The documentary “Soviet Storm: WW2 in the East” is now available on Amazon Prime. It covers primarily the USSR’s struggle during the Second World War against Germany, beginning with Operation Barbarossa. It was made for Russian television by Russians and is based on original newsreel footage, CGI, and interviews with German and Soviet soldiers. An English narration replaced the original Russian one but the maps showing fronts and movements, which are excellent, are still in Russian.
It’s interesting to see how such a titanic event as WW2 is portrayed through the eyes of others, but especially the Russians, whose heavy lifting during the war doesn’t get much coverage in American cinema and curricula. (The D-Day landings resulted in about 2,500 American fatalities and about 2,000 from other allied nations. Such losses would have been barely worth mentioning in the East.) Understanding the Russian view of WW2 is important to understanding how they see themselves even today.
Given the political climate of the Age of Putin, I was wary, thinking it might be a slick propaganda piece, and they did slide quickly by some incidents that don’t reflect well on the USSR. However, overall, I thought it was a balanced presentation of Soviet and German conduct during the war and it filled some gaps in my knowledge. There are reasons, after all, for which the Germans did not arrive in Moscow as fast as their tanks could get there and there are reasons for which Soviet and German losses were so great throughout the almost four years of conflict.
The coverage is comprehensive–18 episodes of about 45 minutes each–including more detail about the land war than I’d ever seen before, but also episodes on the war in the air, the sea war, the role of partisans, and the war of spies. The last episode covers the USSR’s brief but “tipping” involvement in the war against Japan. Here is a list of episodes:
- Operation Barbarossa
- The Battle of Kiev
- The Defence of Sevastopol
- The Battle of Moscow
- The Siege of Leningrad
- The Battle of Stalingrad
- The Battle for Caucasus
- The Battle of Kursk
- The Liberation of Ukraine
- Operation Bagration
- War in the Air
- War in the Sea
- The Partisan Movement
- Secret Intelligence of the Red Army
- The Battle for Germany
- Battle of Berlin
- War Against Japan
The considerations presented, along with some from another interesting documentary, “The Price of Empire“, have really opened my eyes to how resource-strapped the Axis militaries were during WW2 and how that affected their strategies.

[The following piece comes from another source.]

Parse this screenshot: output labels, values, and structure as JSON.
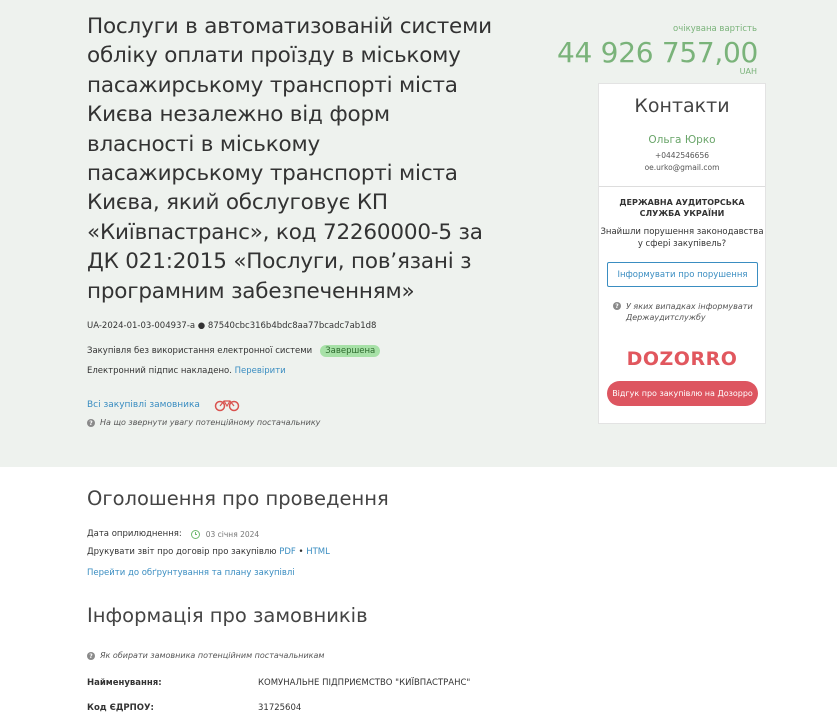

It was sad to note how many Soviet officers were executed during the war and even after, having returned from prison camps only to face trail. What a relief Stalin’s death in 1953 must have been to everybody.
Another thing that was particularly interesting was the episode on Operation Bagration, in which the Soviets obliterated the German Army Group Center, destroying men and materials the Germans could no longer replace, and forcing the German armies to the North and South to withdraw completely from Soviet territory.
So how did the West help in this struggle, according to the documentary? A lot of it comes down to those resources the Axis lacked. The importance of Lend Lease is given its due with specific mention and appraisal of American tanks, trucks, and aircraft. The knowledge that the British and Americans would open another front did keep German divisions tied down in France. The British defeat of the Luftwaffe in the Battle of Britain and American and British air raids on Germany meant that the Axis armies in the East never really got the air cover they needed, the near destruction of Soviet air power in the early days of Barbarossa notwithstanding.
A few criticisms, based on what I think I know from other sources:
- Generally, it goes light on Stalin, and lays on his staff, the Stavka, the disastrous “no retreat” orders that allowed the Germans to capture hundreds of thousands of Soviet soldiers in the early stages of the invasion. It does not fail to lay on Hitler the consequences of his own such orders.
- It completely ignores the Soviet army’s sitting on its hands just outside Warsaw while the Germans crushed the Polish resistance when it rose up in the city in 1944.
- They mention collaboration by “nationalists” with the Germans but don’t go into much detail about why people would have considered the German invasion a liberation.
It’s well worth a watch to appreciate the cost that was paid to defeat the Axis, even if your eyes glaze over a bit during the recounting of some of the minutiae.